What changed
FATF issued a statement on June 25, 2010 identifying jurisdictions with strategic AML/CFT deficiencies and called for action plan implementation. RBI now requires all AD I category UCBs to consider this FATF statement in their KYC/AML/CFT compliance. This supplements the earlier circular of August 12, 2010.
What it means for you
UCBs must update their customer due diligence and transaction monitoring to account for risks from these FATF-flagged jurisdictions. Non-compliance could expose the bank to regulatory action and reputational risk. The Compliance Officer must formally acknowledge receipt, ensuring accountability.
What you must do
- Review the enclosed FATF statement and identify any flagged jurisdictions relevant to your customer base or transactions.

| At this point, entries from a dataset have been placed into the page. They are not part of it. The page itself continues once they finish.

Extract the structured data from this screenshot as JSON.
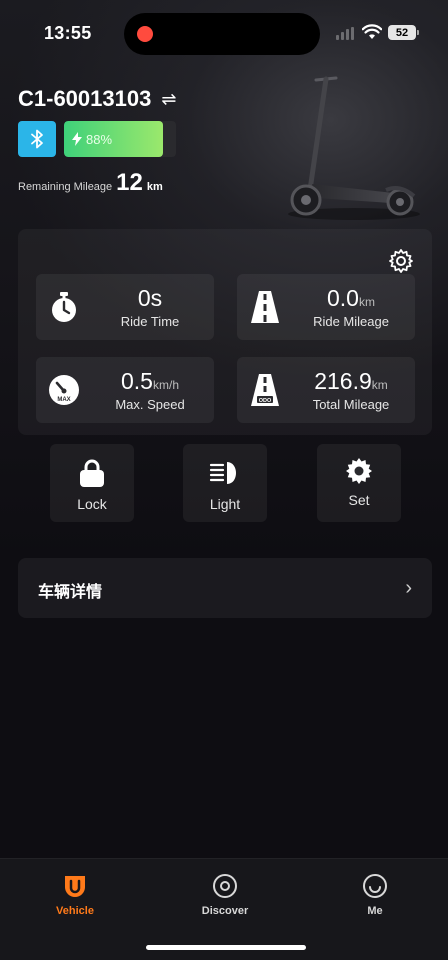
{
  "status_bar": {
    "time": "13:55",
    "battery": "52"
  },
  "header": {
    "device_id": "C1-60013103",
    "battery_percent_label": "88%",
    "battery_level": 0.88,
    "remaining_mileage_label": "Remaining Mileage",
    "remaining_mileage_value": "12",
    "remaining_mileage_unit": "km"
  },
  "stats": [
    {
      "value": "0s",
      "unit": "",
      "label": "Ride Time",
      "icon": "stopwatch-icon"
    },
    {
      "value": "0.0",
      "unit": "km",
      "label": "Ride Mileage",
      "icon": "road-icon"
    },
    {
      "value": "0.5",
      "unit": "km/h",
      "label": "Max. Speed",
      "icon": "speedometer-icon",
      "icon_text": "MAX"
    },
    {
      "value": "216.9",
      "unit": "km",
      "label": "Total Mileage",
      "icon": "road-odometer-icon",
      "icon_text": "ODO"
    }
  ],
  "quick_actions": [
    {
      "label": "Lock",
      "icon": "lock-icon"
    },
    {
      "label": "Light",
      "icon": "headlight-icon"
    },
    {
      "label": "Set",
      "icon": "gear-icon"
    }
  ],
  "details": {
    "label": "车辆详情"
  },
  "tabs": [
    {
      "label": "Vehicle",
      "icon": "vehicle-icon",
      "active": true
    },
    {
      "label": "Discover",
      "icon": "discover-icon",
      "active": false
    },
    {
      "label": "Me",
      "icon": "smile-icon",
      "active": false
    }
  ],
  "colors": {
    "accent": "#ff7a1a",
    "bluetooth": "#2bb5e8",
    "battery_green": "#5fd877"
  }
}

- Update your KYC/AML/CFT policies and procedures to incorporate enhanced due diligence for those jurisdictions.
- Ensure the Compliance Officer/Principal Officer acknowledges receipt of this circular to the respective RBI Regional Office.
- Train staff on the updated AML/CFT requirements and the implications of the FATF statement.
Who it affects
All AD I Category Urban Co-operative Banks, Compliance Officers / Principal Officers of these UCBs, KYC/AML operations teams
What is the FATF statement referenced in this circular?

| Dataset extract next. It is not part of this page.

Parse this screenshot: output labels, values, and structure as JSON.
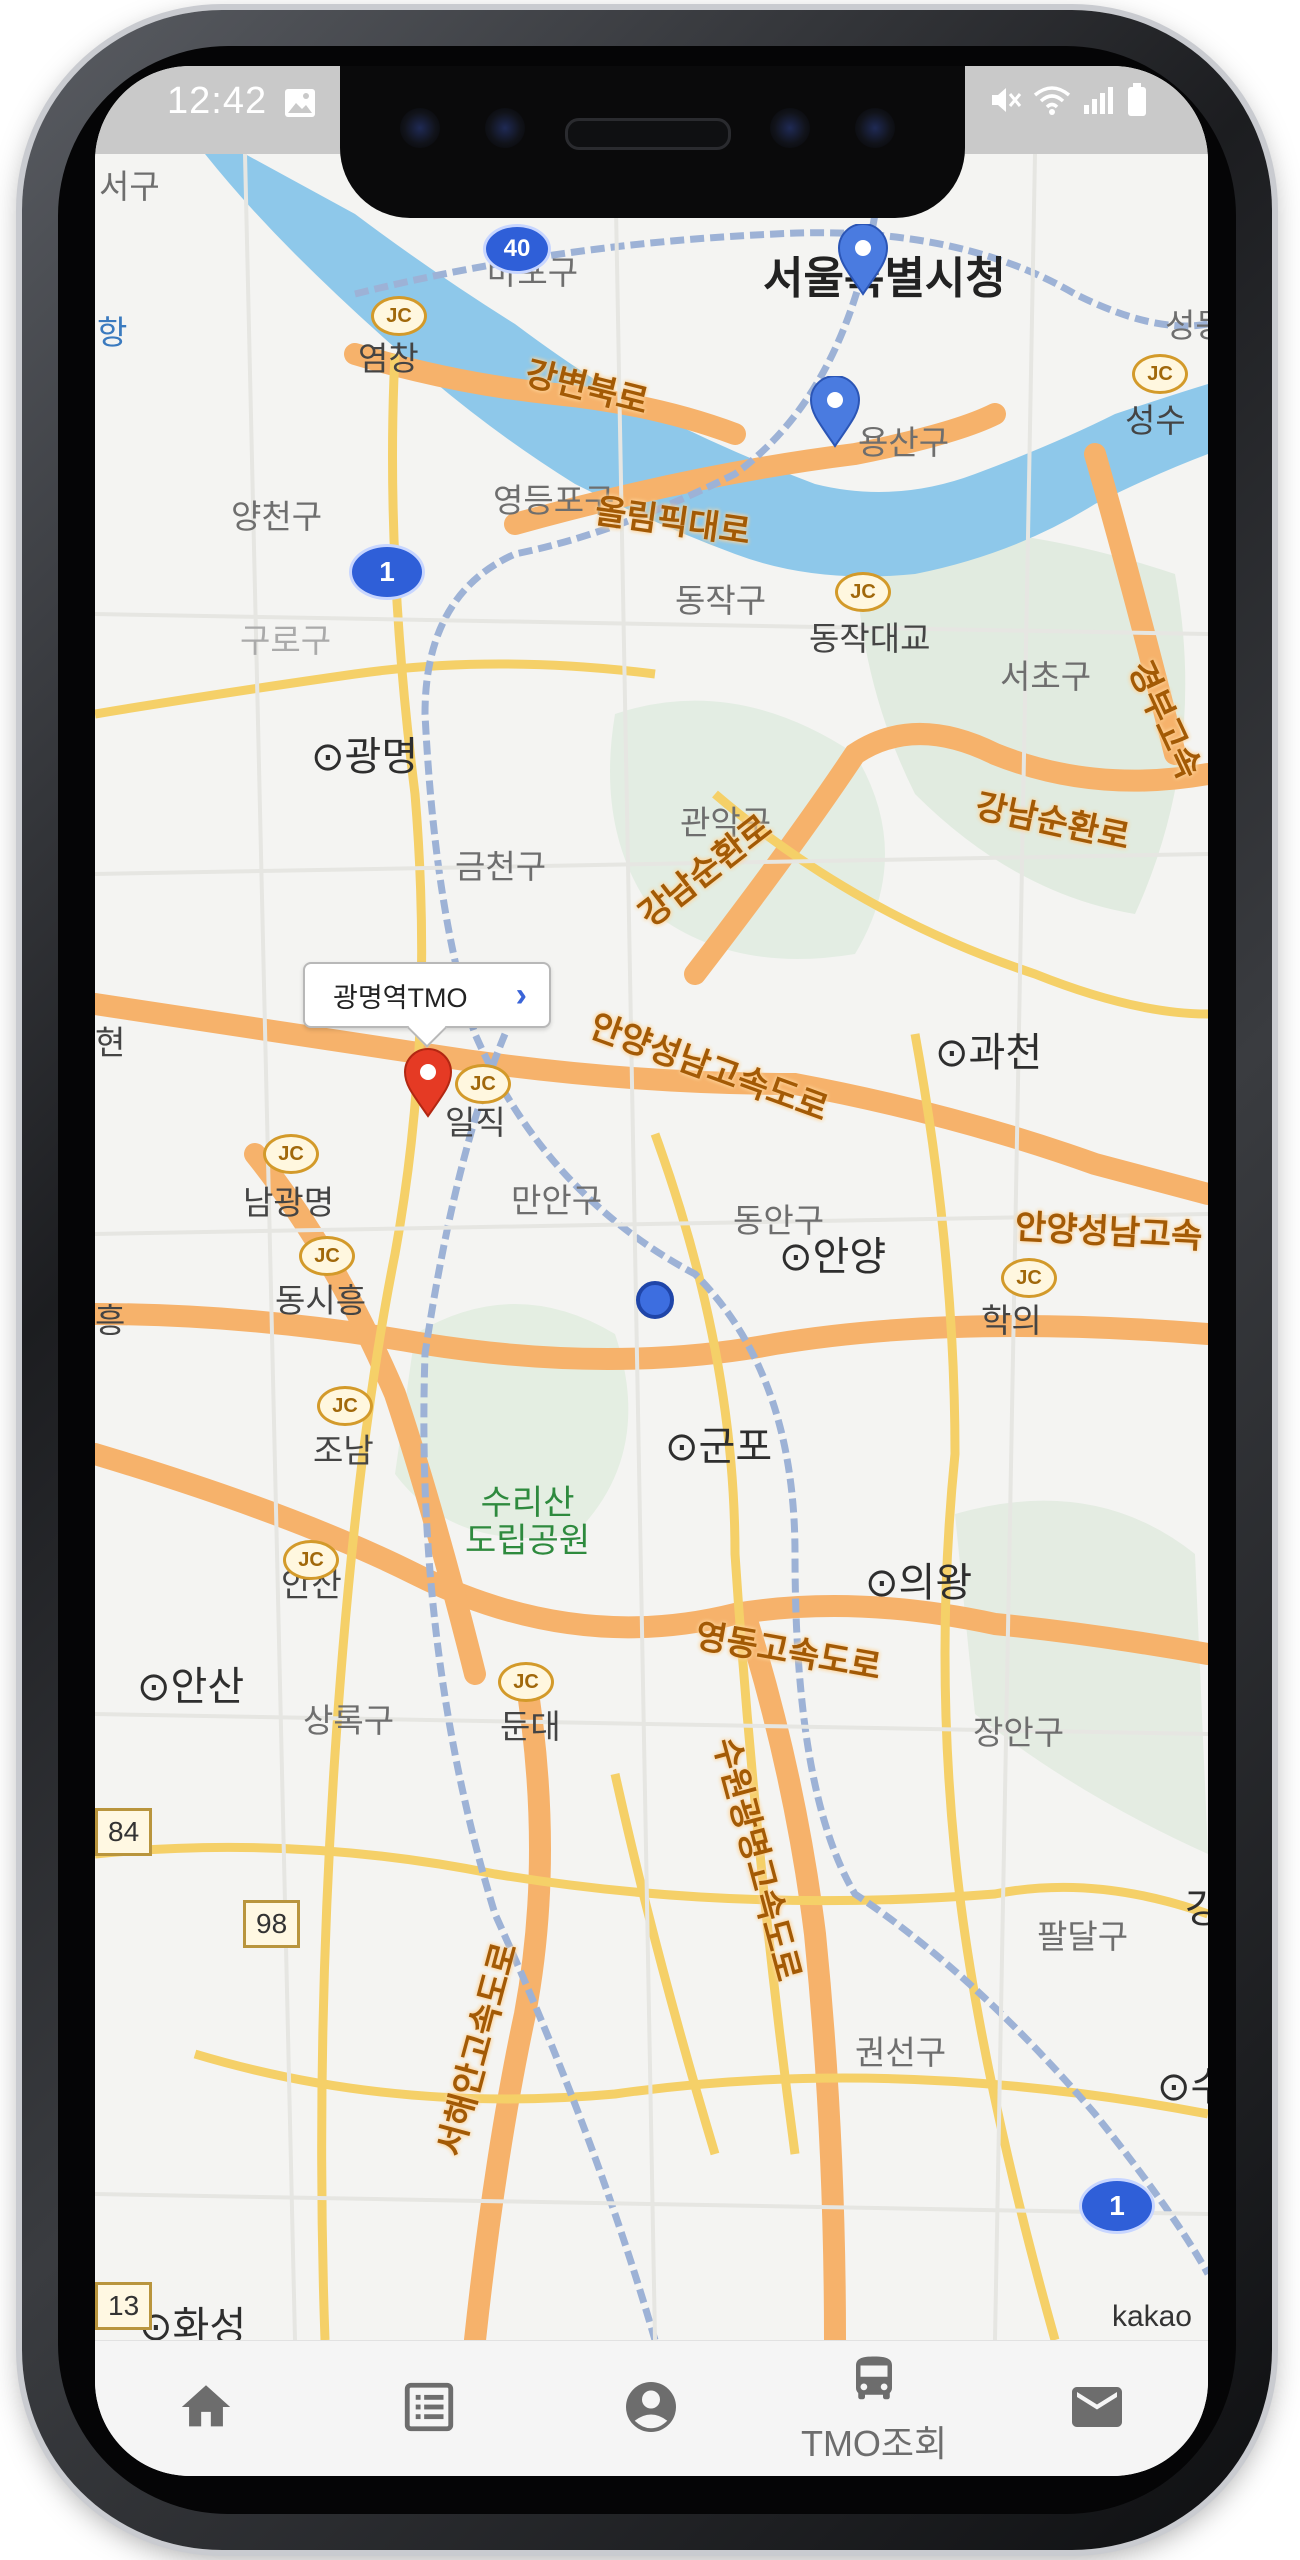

The FATF statement dated June 25, 2010 lists jurisdictions with strategic AML/CFT deficiencies and calls for action plan implementation. The circular encloses a copy for banks to consider.
Do I need to take any action beyond acknowledging receipt?
Yes. You must consider the information in the FATF statement and integrate it into your KYC/AML/CFT processes. Acknowledging receipt to the Regional Office is a mandatory procedural step.
Which banks are covered by this circular?
All AD I Category Urban Co-operative Banks, as listed in the circular (e.g., Abhyudaya, Bharat, Cosmos, Saraswat, etc.).